Bergedorf. Nach einer Gesetzesänderung können Mieter ihren Fernsehanschluss künftig frei wählen. Doch das hat so seine Tücken.

Sommer, Sonne, Strand – herrlich! Beschwingt kehrt Familie Mustermann aus den Ferien zurück. Doch zu Hause wartet eine böse Überraschung. Als sie den heimischen Fernseher anschalten, bleibt der Bildschirm schwarz.

Zugegeben: Das ist ein extremes Szenario. Doch so wie der Beispielfamilie könnte es im Sommer Millionen von Deutschen gehen, falls sie ein wichtiges Datum verpassen: Am 1. Juli endet das sogenannte Nebenkostenprivileg des Vermieters. Das besagt, dass Vermieter, die zum Beispiel in einem Mehrparteienhaus einen Kabelanschluss für alle Wohnungen installiert haben, die Kosten dafür mit den Mietern über die Nebenkosten abrechnen können. Künftig ist das anders. Dann können Mieter selbst entscheiden, welche Art des Fernsehempfangs sie haben möchten. Sie müssen sich aber nun auch selbst kümmern, sonst bleibt die Flimmerkiste möglicherweise schwarz.

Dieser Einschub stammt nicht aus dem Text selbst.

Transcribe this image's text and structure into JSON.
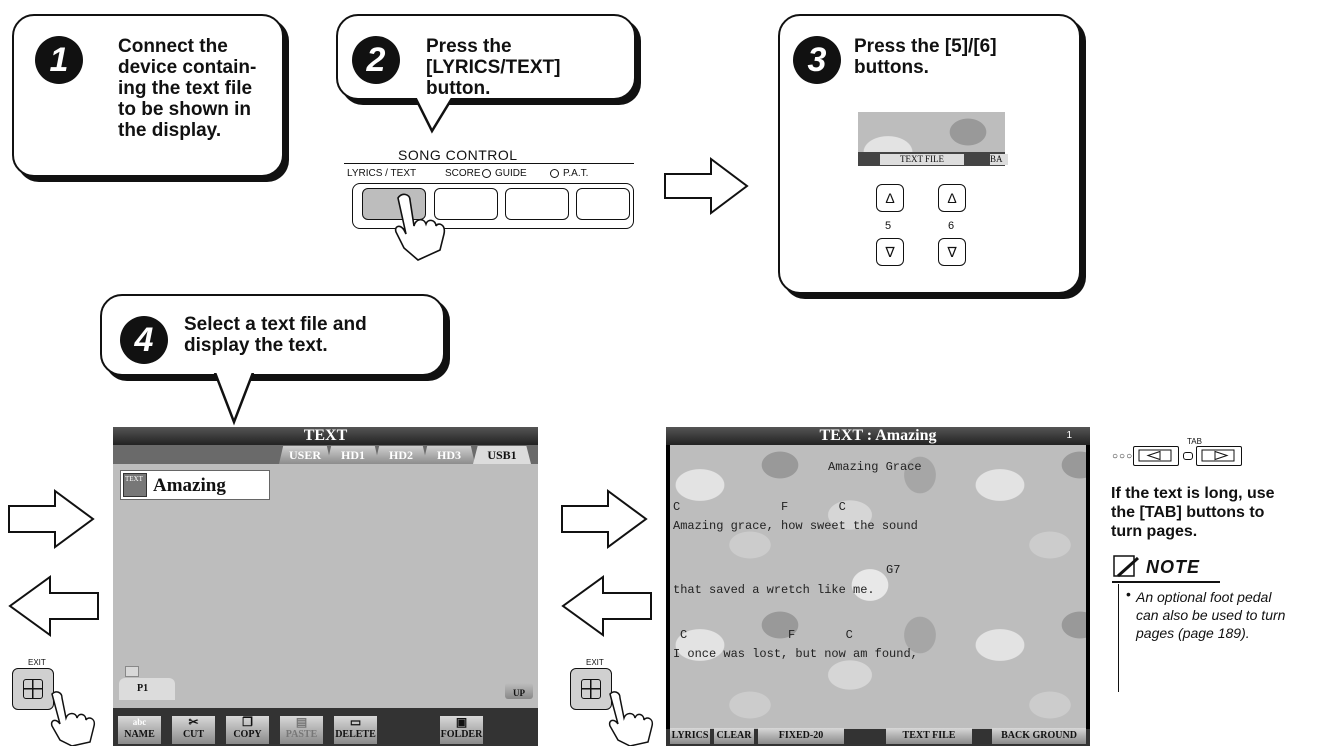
{
  "steps": [
    {
      "num": "1",
      "text": "Connect the\ndevice contain-\ning the text file\nto be shown in\nthe display."
    },
    {
      "num": "2",
      "text": "Press the [LYRICS/TEXT]\nbutton."
    },
    {
      "num": "3",
      "text": "Press the [5]/[6]\nbuttons."
    },
    {
      "num": "4",
      "text": "Select a text file and\ndisplay the text."
    }
  ],
  "song_control": {
    "title": "SONG  CONTROL",
    "labels": [
      "LYRICS / TEXT",
      "SCORE",
      "GUIDE",
      "P.A.T."
    ]
  },
  "panel3": {
    "menu_label": "TEXT FILE",
    "cut_label": "BA",
    "btn5": "5",
    "btn6": "6"
  },
  "screen_left": {
    "title": "TEXT",
    "tabs": [
      "USER",
      "HD1",
      "HD2",
      "HD3",
      "USB1"
    ],
    "file_icon_label": "TEXT",
    "file_name": "Amazing",
    "folder_label": "P1",
    "up_label": "UP",
    "buttons": [
      "NAME",
      "CUT",
      "COPY",
      "PASTE",
      "DELETE",
      "FOLDER"
    ],
    "name_small": "abc"
  },
  "screen_right": {
    "title": "TEXT : Amazing",
    "page": "1",
    "lines": [
      "Amazing Grace",
      "C              F       C",
      "Amazing grace, how sweet the sound",
      "G7",
      "that saved a wretch like me.",
      "C              F       C",
      "I once was lost, but now am found,"
    ],
    "buttons": [
      "LYRICS",
      "CLEAR",
      "FIXED-20",
      "TEXT FILE",
      "BACK GROUND"
    ]
  },
  "exit_label": "EXIT",
  "tab_label": "TAB",
  "tab_help": "If the text is long, use\nthe [TAB] buttons to\nturn pages.",
  "note": {
    "title": "NOTE",
    "text": "An optional foot pedal\ncan also be used to turn\npages (page 189)."
  }
}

TV-Empfang: Jetzt wird die Auswahl richtig groß

Unsere Bergedorfer Familienseite „Volkers Welt“ widmet sich seit vielen Jahren jede Woche verschiedenen Themen unserer Zeit. In ganz einfachen Worten und für jedermann verständlich. Das will sie nun auch als Familien-Blog online tun. Was also hat es mit dem Nebenkostenprivileg des Vermieters auf sich? Es wurde in den 1980er-Jahren eingeführt, um die Verbreitung des Kabelfernsehens zu fördern. So wurde es möglich, Sammelverträge für große Mietshäuser abzuschließen und die Kosten auf die einzelnen Mietparteien umzulegen.

Mit dieser Praxis ist nun Schluss. Dafür gibt es zwei Gründe. Zum einen trägt die neue Gesetzgebung der Tatsache Rechnung, dass es mittlerweile sehr viele verschiedene Arten gibt, über die Fernsehen empfangen werden kann. Zum anderen wird mit der gesetzlichen Neuregelung eine Ungerechtigkeit aus der Welt geschafft. Wer als Mieter nämlich in ein Mehrparteienhaus mit Kabelanschluss zog, musste diesen mit mieten, selbst dann, wenn er gar kein Fernsehgerät besaß und kein Interesse am Fernsehen hatte.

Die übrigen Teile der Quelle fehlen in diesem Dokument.